Fino al 1850 fu insegnante di filosofia a Brescia e a Bergamo; ma la sua opera «Teoria mistica della creazione fatta in Cristo, cavata dall’antica filosofia cristiana», fu posta all’Indice nel 1855, e a nulla valse un suo viaggio a Roma, direttamente presso il papa Pio IX, per ottenere una revoca del provvedimento o almeno un chiarimento circa la propria posizione. Anzi: persistendo il Berzi nelle sue dottrine d’ispirazione gnostica, ispirate anche ad Origene e a Clemente Alessandrino, e mescolandovi autentici spropositi teologici, come l’affermazione d’una presenza costante dello Spirito Santo nelle anime, e quella di Maria Vergine nell’Eucarestia, venne licenziato dal seminario di Brescia. Tentò poi, inutilmente, di creare un proprio istituto educativo a Padova (città dove aveva insegnato presso il Collegio dell’Immacolata); fu sospeso "a divinis", per alcuni mesi, nel 1856; gli venne proibito di predicare e d’insegnare; e infine un altro suo libro, «Vox clamantis in deserto», venne condannato dal Sant’Uffizio, nel 1883.
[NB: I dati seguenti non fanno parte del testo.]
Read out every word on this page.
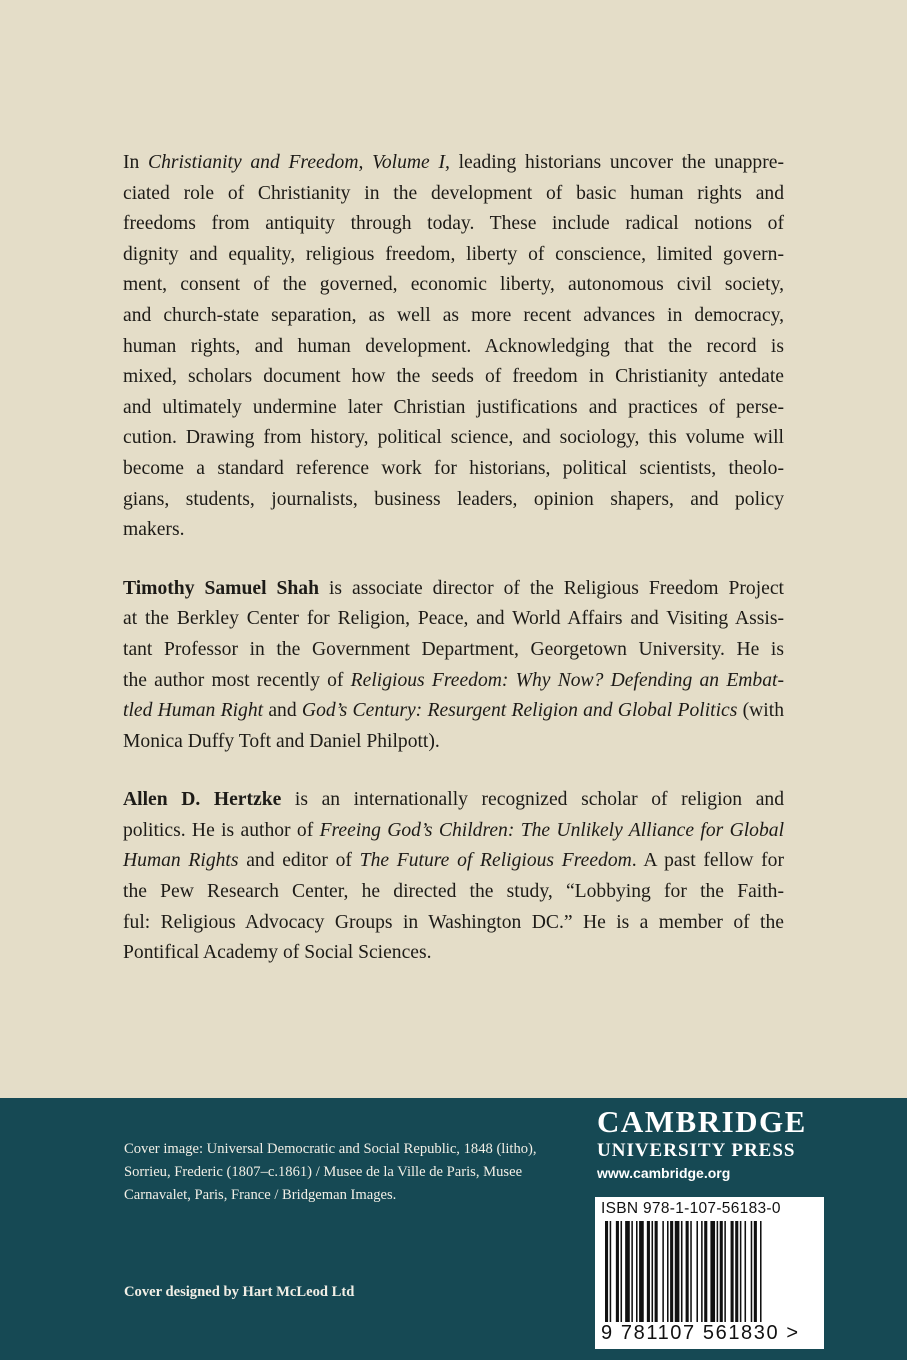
In Christianity and Freedom, Volume I, leading historians uncover the unappre-
ciated role of Christianity in the development of basic human rights and
freedoms from antiquity through today. These include radical notions of
dignity and equality, religious freedom, liberty of conscience, limited govern-
ment, consent of the governed, economic liberty, autonomous civil society,
and church-state separation, as well as more recent advances in democracy,
human rights, and human development. Acknowledging that the record is
mixed, scholars document how the seeds of freedom in Christianity antedate
and ultimately undermine later Christian justifications and practices of perse-
cution. Drawing from history, political science, and sociology, this volume will
become a standard reference work for historians, political scientists, theolo-
gians, students, journalists, business leaders, opinion shapers, and policy
makers.
Timothy Samuel Shah is associate director of the Religious Freedom Project
at the Berkley Center for Religion, Peace, and World Affairs and Visiting Assis-
tant Professor in the Government Department, Georgetown University. He is
the author most recently of Religious Freedom: Why Now? Defending an Embat-
tled Human Right and God’s Century: Resurgent Religion and Global Politics (with
Monica Duffy Toft and Daniel Philpott).
Allen D. Hertzke is an internationally recognized scholar of religion and
politics. He is author of Freeing God’s Children: The Unlikely Alliance for Global
Human Rights and editor of The Future of Religious Freedom. A past fellow for
the Pew Research Center, he directed the study, “Lobbying for the Faith-
ful: Religious Advocacy Groups in Washington DC.” He is a member of the
Pontifical Academy of Social Sciences.
Cover image: Universal Democratic and Social Republic, 1848 (litho),
Sorrieu, Frederic (1807–c.1861) / Musee de la Ville de Paris, Musee
Carnavalet, Paris, France / Bridgeman Images.
Cover designed by Hart McLeod Ltd
CAMBRIDGE
UNIVERSITY PRESS
www.cambridge.org
ISBN 978-1-107-56183-0
9 781107 561830 >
Ce n’è quanto basta per delineare la personalità e la vicenda d’un sacerdote inquieto, ambizioso, imprudente, convinto di essere l’annunciatore di un vasto disegno di rinnovamento della Chiesa, quasi un modernista "ante litteram", che non ebbe né il coraggio di rompere con l’istituzione di cui era membro, e cui aveva giurato fedeltà e obbedienza, né quello di rassegnarsi e riconoscere i propri errori, dato che fino all’ultimo, ridotto praticamente a vita privata, seguitò a scrivere e a diffondere le sue teorie, passate alla storia con il nome di "berzismo", strano miscuglio di spiritualismo gnostico e di liberalismo cattolico. In tali teorie, accanto a idee che si sarebbero rivelate profetiche, come la necessità, per la Chiesa, di sbarazzarsi del fardello del potere temporale, altre ve n’erano assai peregrine e, quel che è peggio, personalistiche e un po’ narcisiste, come l’affermazione che solo i suoi seguaci sarebbero usciti salvi da una grande persecuzione che la Provvidenza avrebbe mandato per mettere alla prova i fedeli ed il clero.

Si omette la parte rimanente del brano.